Wojciech Stefan Jasiński (born 1 April 1948 in Gostynin) is a Polish politician and businessman who last served as chairman of the supervisory board of PKN Orlen from 2020 to 2024. He was previously the chief executive officer of PKN Orlen from 2015 to 2018.

==Biography==
Jasiński graduated from the University of Warsaw in 1972 with a degree from its Faculty of Law and Administration. He worked at the National Bank of Poland and the Supreme Audit Office, and was the chairman of the management board of the Srebrna Company.

In 1998, Jasiński was appointed to the supervisory board of Bank Ochrony Środowiska. In September 2000 he assumed the position of Deputy Minister of Justice, a role he retained until July 2001. Jasiński served as the Minister of State Treasury in the Cabinet of Kazimierz Marcinkiewicz and the Cabinet of Jarosław Kaczyński.

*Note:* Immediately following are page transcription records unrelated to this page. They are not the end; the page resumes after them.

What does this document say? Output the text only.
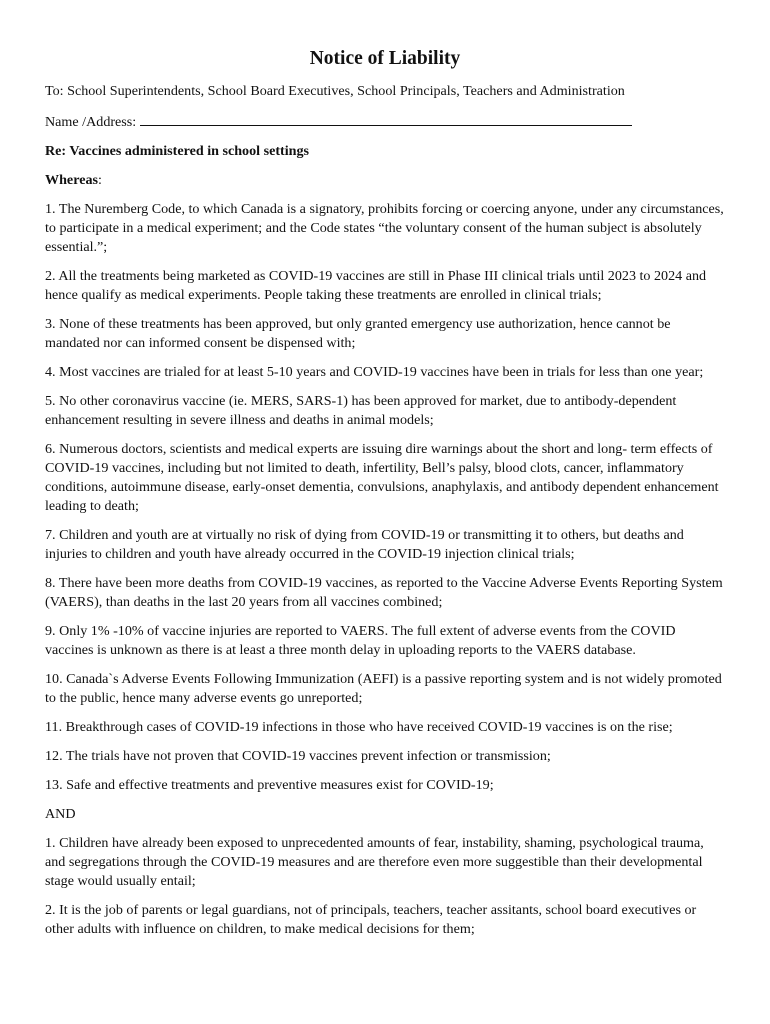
Notice of Liability

To: School Superintendents, School Board Executives, School Principals, Teachers and Administration

Name /Address:

Re: Vaccines administered in school settings

Whereas:

1. The Nuremberg Code, to which Canada is a signatory, prohibits forcing or coercing anyone, under any circumstances, to participate in a medical experiment; and the Code states “the voluntary consent of the human subject is absolutely essential.”;

2. All the treatments being marketed as COVID-19 vaccines are still in Phase III clinical trials until 2023 to 2024 and hence qualify as medical experiments. People taking these treatments are enrolled in clinical trials;

3. None of these treatments has been approved, but only granted emergency use authorization, hence cannot be mandated nor can informed consent be dispensed with;

4. Most vaccines are trialed for at least 5-10 years and COVID-19 vaccines have been in trials for less than one year;

5. No other coronavirus vaccine (ie. MERS, SARS-1) has been approved for market, due to antibody-dependent enhancement resulting in severe illness and deaths in animal models;

6. Numerous doctors, scientists and medical experts are issuing dire warnings about the short and long- term effects of COVID-19 vaccines, including but not limited to death, infertility, Bell’s palsy, blood clots, cancer, inflammatory conditions, autoimmune disease, early-onset dementia, convulsions, anaphylaxis, and antibody dependent enhancement leading to death;

7. Children and youth are at virtually no risk of dying from COVID-19 or transmitting it to others, but deaths and injuries to children and youth have already occurred in the COVID-19 injection clinical trials;

8. There have been more deaths from COVID-19 vaccines, as reported to the Vaccine Adverse Events Reporting System (VAERS), than deaths in the last 20 years from all vaccines combined;

9. Only 1% -10% of vaccine injuries are reported to VAERS. The full extent of adverse events from the COVID vaccines is unknown as there is at least a three month delay in uploading reports to the VAERS database.

10. Canada`s Adverse Events Following Immunization (AEFI) is a passive reporting system and is not widely promoted to the public, hence many adverse events go unreported;

11. Breakthrough cases of COVID-19 infections in those who have received COVID-19 vaccines is on the rise;

12. The trials have not proven that COVID-19 vaccines prevent infection or transmission;

13. Safe and effective treatments and preventive measures exist for COVID-19;

AND

1. Children have already been exposed to unprecedented amounts of fear, instability, shaming, psychological trauma, and segregations through the COVID-19 measures and are therefore even more suggestible than their developmental stage would usually entail;

2. It is the job of parents or legal guardians, not of principals, teachers, teacher assitants, school board executives or other adults with influence on children, to make medical decisions for them;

From 2001 to 2015 (4th, 5th, 6th, 7th and 8th term), Jasiński was a member of the Sejm. During his parliamentary tenure, he held several key roles, including Chairman of the Economy Committee, Chairman of the Public Finance Committee, and Chairman of Standing Subcommittee for the Banking System and Monetary Policy.

On 16 December 2015 Jasiński was appointed by the supervisory board of PKN Orlen to the function of the Chief Executive Officer. After leaving that post, he became a senior executive with Energa responsible for development of investments and energy markets. He later rejoined PKN Orlen as the chairman of its supervisory board.

He also served as a member of the supervisory board of PKO Bank Polski from 2016 to 2024.